I wrote the following memos this morning to prepare for a conversation with a client. It turned out that the client had a very specific prospective investment in mind, with some pointed questions about it, while much of my thoughts here went untapped—cagey investor—so I’ll post them here. Mind you, they were not meant to be comprehensive.
1. What does the Ministry of Finance want to achieve with the consumption tax hike? What does it think about companies increasing prices to keep in-line with consumption tax increases?
MOF has two problems: 1. Ever rising social insurance costs, partly funded by legally mandated premiums but increasingly reliant on transfers from the general budget, and 2) and ever-rising public debt that it sees as a looming threat to public finance and more broadly the financial market and the overall economy. Since there’s no way that the Japanese public will give way on the universal healthcare and pension systems, MOF has long decided that the Japanese government will go the European way and fund them by raising the consumption tax. Don’t imagine that the rate will stop at 10%.
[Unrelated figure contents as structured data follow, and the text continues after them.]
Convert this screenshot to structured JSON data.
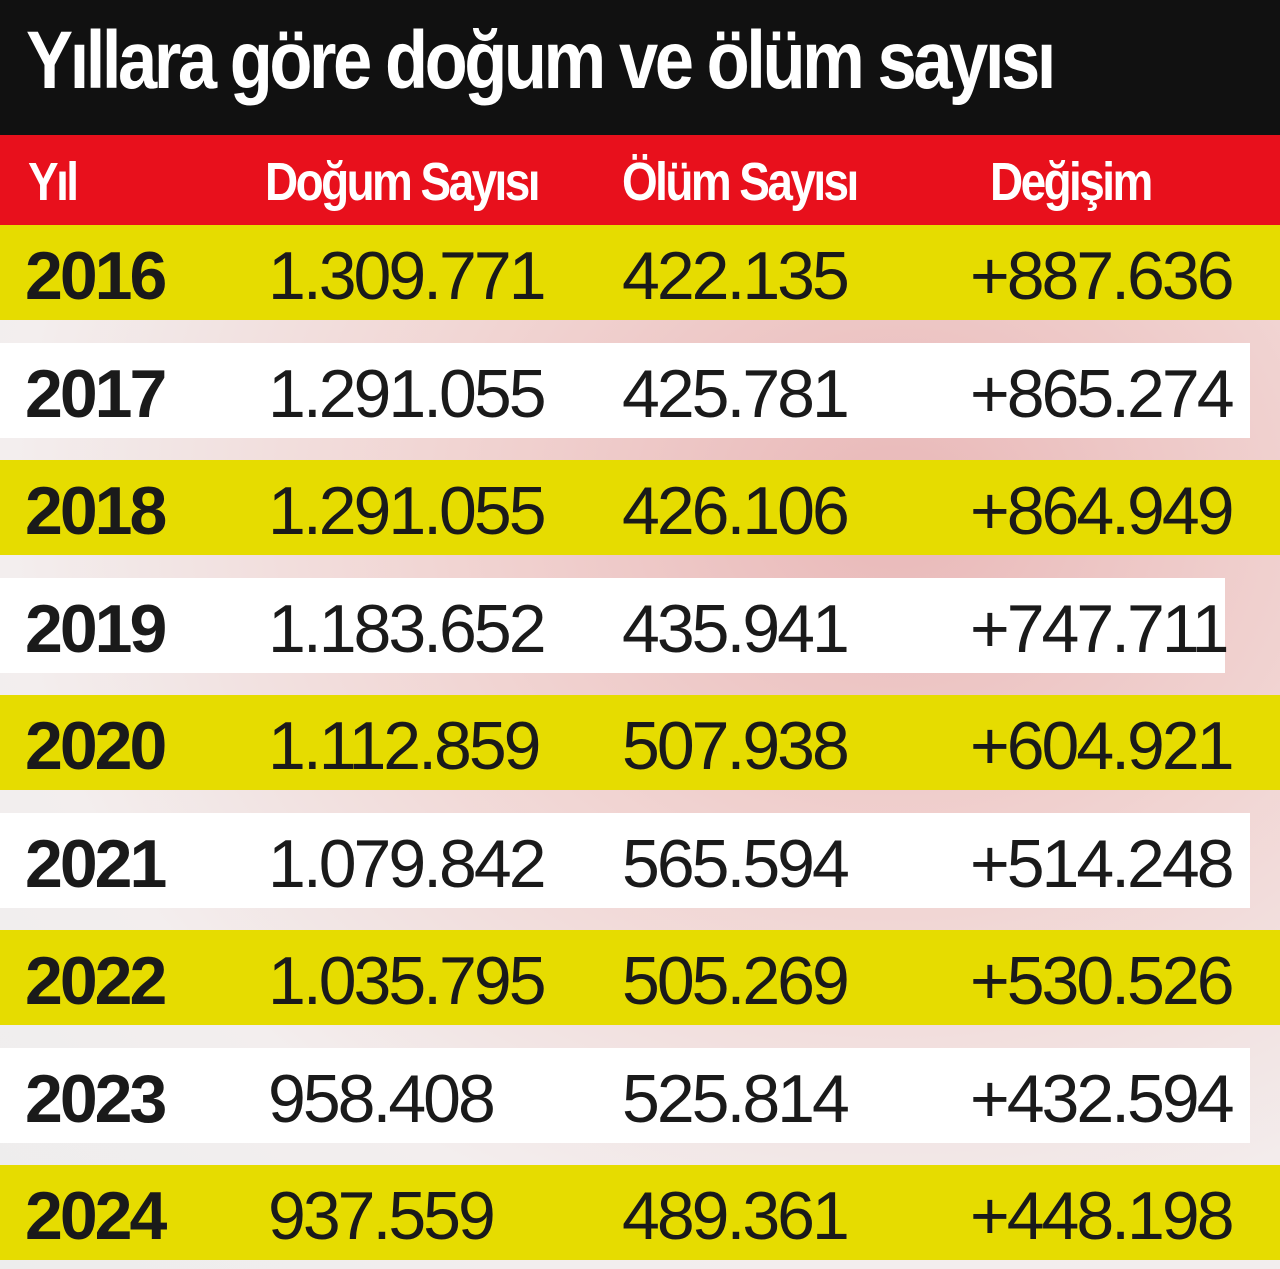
{
  "table": {
    "title": "Yıllara göre doğum ve ölüm sayısı",
    "headers": [
      "Yıl",
      "Doğum Sayısı",
      "Ölüm Sayısı",
      "Değişim"
    ],
    "rows": [
      [
        "2016",
        "1.309.771",
        "422.135",
        "+887.636"
      ],
      [
        "2017",
        "1.291.055",
        "425.781",
        "+865.274"
      ],
      [
        "2018",
        "1.291.055",
        "426.106",
        "+864.949"
      ],
      [
        "2019",
        "1.183.652",
        "435.941",
        "+747.711"
      ],
      [
        "2020",
        "1.112.859",
        "507.938",
        "+604.921"
      ],
      [
        "2021",
        "1.079.842",
        "565.594",
        "+514.248"
      ],
      [
        "2022",
        "1.035.795",
        "505.269",
        "+530.526"
      ],
      [
        "2023",
        "958.408",
        "525.814",
        "+432.594"
      ],
      [
        "2024",
        "937.559",
        "489.361",
        "+448.198"
      ]
    ]
  }
}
Politics aside, MOF would be perfectly happy to let the market set post-hike prices. And given enough time, that will happen. But in the meantime, there’s griping from small businesses, who fear with good reason that they will be forced to swallow losses from all or most of the tax hike. And small businesses and their owners are the mainstay of the LDP’s electoral machine. Coalition partner Komeito has a similar electoral base. So special price cartels and FTC advisories encouraging pass-throughs are the order of the day for the Abe administration. Remember, MOF has significant influence over the FTC. MOF also is securing the cooperation of the other ministries in providing administrative guidance within their respective jurisdictions. It’s a jump—how high political reaction.
2. Why are businesses going along with a tax hike, one that will be repeated in future years to boot, instead of insisting on more belt-tightening?
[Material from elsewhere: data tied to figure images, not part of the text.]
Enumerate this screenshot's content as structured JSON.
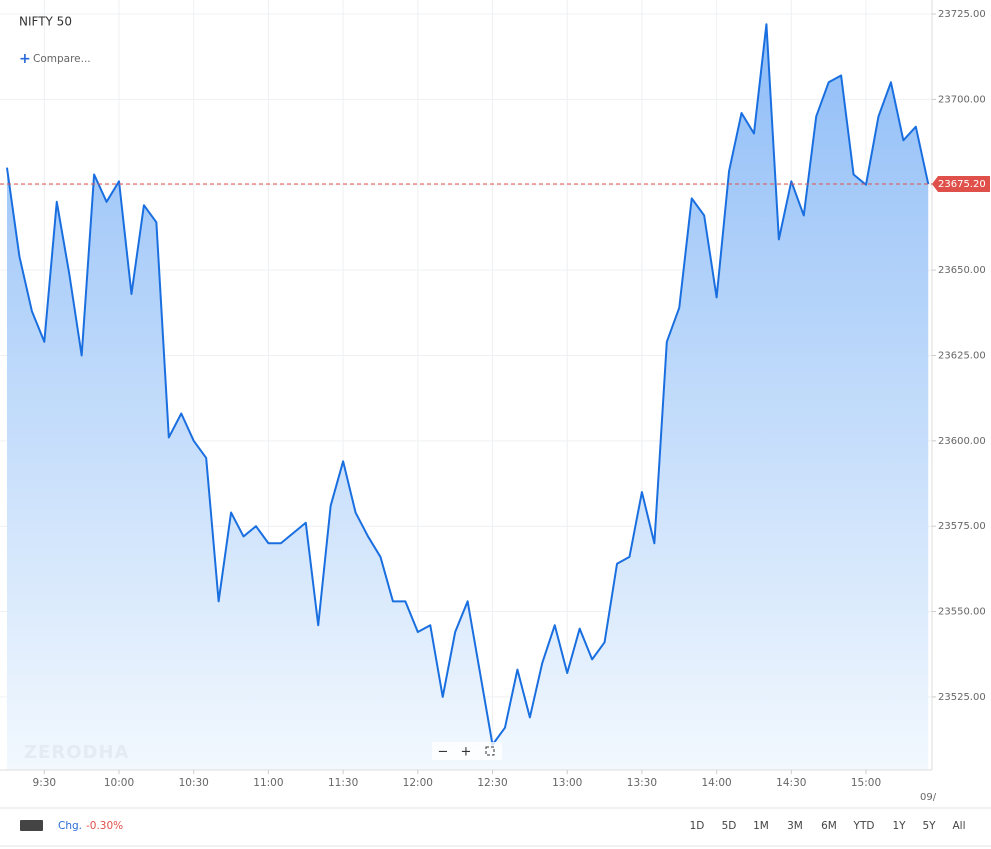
{
  "chart_data": {
    "type": "area",
    "title": "NIFTY 50",
    "x": [
      555,
      560,
      565,
      570,
      575,
      580,
      585,
      590,
      595,
      600,
      605,
      610,
      615,
      620,
      625,
      630,
      635,
      640,
      645,
      650,
      655,
      660,
      665,
      670,
      675,
      680,
      685,
      690,
      695,
      700,
      705,
      710,
      715,
      720,
      725,
      730,
      735,
      740,
      745,
      750,
      755,
      760,
      765,
      770,
      775,
      780,
      785,
      790,
      795,
      800,
      805,
      810,
      815,
      820,
      825,
      830,
      835,
      840,
      845,
      850,
      855,
      860,
      865,
      870,
      875,
      880,
      885,
      890,
      895,
      900,
      905,
      910,
      915,
      920,
      925
    ],
    "series": [
      {
        "name": "NIFTY 50",
        "color": "#1a6fe0",
        "values": [
          23680,
          23654,
          23638,
          23629,
          23670,
          23649,
          23625,
          23678,
          23670,
          23676,
          23643,
          23669,
          23664,
          23601,
          23608,
          23600,
          23595,
          23553,
          23579,
          23572,
          23575,
          23570,
          23570,
          23573,
          23576,
          23546,
          23581,
          23594,
          23579,
          23572,
          23566,
          23553,
          23553,
          23544,
          23546,
          23525,
          23544,
          23553,
          23532,
          23511,
          23516,
          23533,
          23519,
          23535,
          23546,
          23532,
          23545,
          23536,
          23541,
          23564,
          23566,
          23585,
          23570,
          23629,
          23639,
          23671,
          23666,
          23642,
          23679,
          23696,
          23690,
          23722,
          23659,
          23676,
          23666,
          23695,
          23705,
          23707,
          23678,
          23675,
          23695,
          23705,
          23688,
          23692,
          23675.2
        ]
      }
    ],
    "xlim": [
      552.2,
      926.5
    ],
    "xticks": [
      {
        "value": 570,
        "label": "9:30"
      },
      {
        "value": 600,
        "label": "10:00"
      },
      {
        "value": 630,
        "label": "10:30"
      },
      {
        "value": 660,
        "label": "11:00"
      },
      {
        "value": 690,
        "label": "11:30"
      },
      {
        "value": 720,
        "label": "12:00"
      },
      {
        "value": 750,
        "label": "12:30"
      },
      {
        "value": 780,
        "label": "13:00"
      },
      {
        "value": 810,
        "label": "13:30"
      },
      {
        "value": 840,
        "label": "14:00"
      },
      {
        "value": 870,
        "label": "14:30"
      },
      {
        "value": 900,
        "label": "15:00"
      }
    ],
    "ylim": [
      23503.6,
      23729.1
    ],
    "yticks": [
      {
        "value": 23525,
        "label": "23525.00"
      },
      {
        "value": 23550,
        "label": "23550.00"
      },
      {
        "value": 23575,
        "label": "23575.00"
      },
      {
        "value": 23600,
        "label": "23600.00"
      },
      {
        "value": 23625,
        "label": "23625.00"
      },
      {
        "value": 23650,
        "label": "23650.00"
      },
      {
        "value": 23675,
        "label": "23675.00"
      },
      {
        "value": 23700,
        "label": "23700.00"
      },
      {
        "value": 23725,
        "label": "23725.00"
      }
    ],
    "last_price": {
      "value": 23675.2,
      "label": "23675.20",
      "color": "#e0504a"
    },
    "grid": true,
    "date_label": "09/"
  },
  "compare": "Compare...",
  "watermark": "ZERODHA",
  "toolbar": {
    "change_label": "Chg.",
    "change_value": "-0.30%",
    "ranges": [
      "1D",
      "5D",
      "1M",
      "3M",
      "6M",
      "YTD",
      "1Y",
      "5Y",
      "All"
    ]
  }
}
There are a couple of reasons. First, efficiency gains to be harvested notwithstanding, social insurance expenditures are set to rise. Better consumption tax than the already-high corporate income tax. Second, beyond fiscal transfers, the government has tended to lean on the better-funded corporate employee health insurance systems to make up the premium gap. This in turn falls disproportionately on the shoulders of the better-to-do big business insurance organizations. The consumption tax hike helps cap this drain on corporate (and corporate employee) expenditures. The second reason is given little attention, but is as important as the first.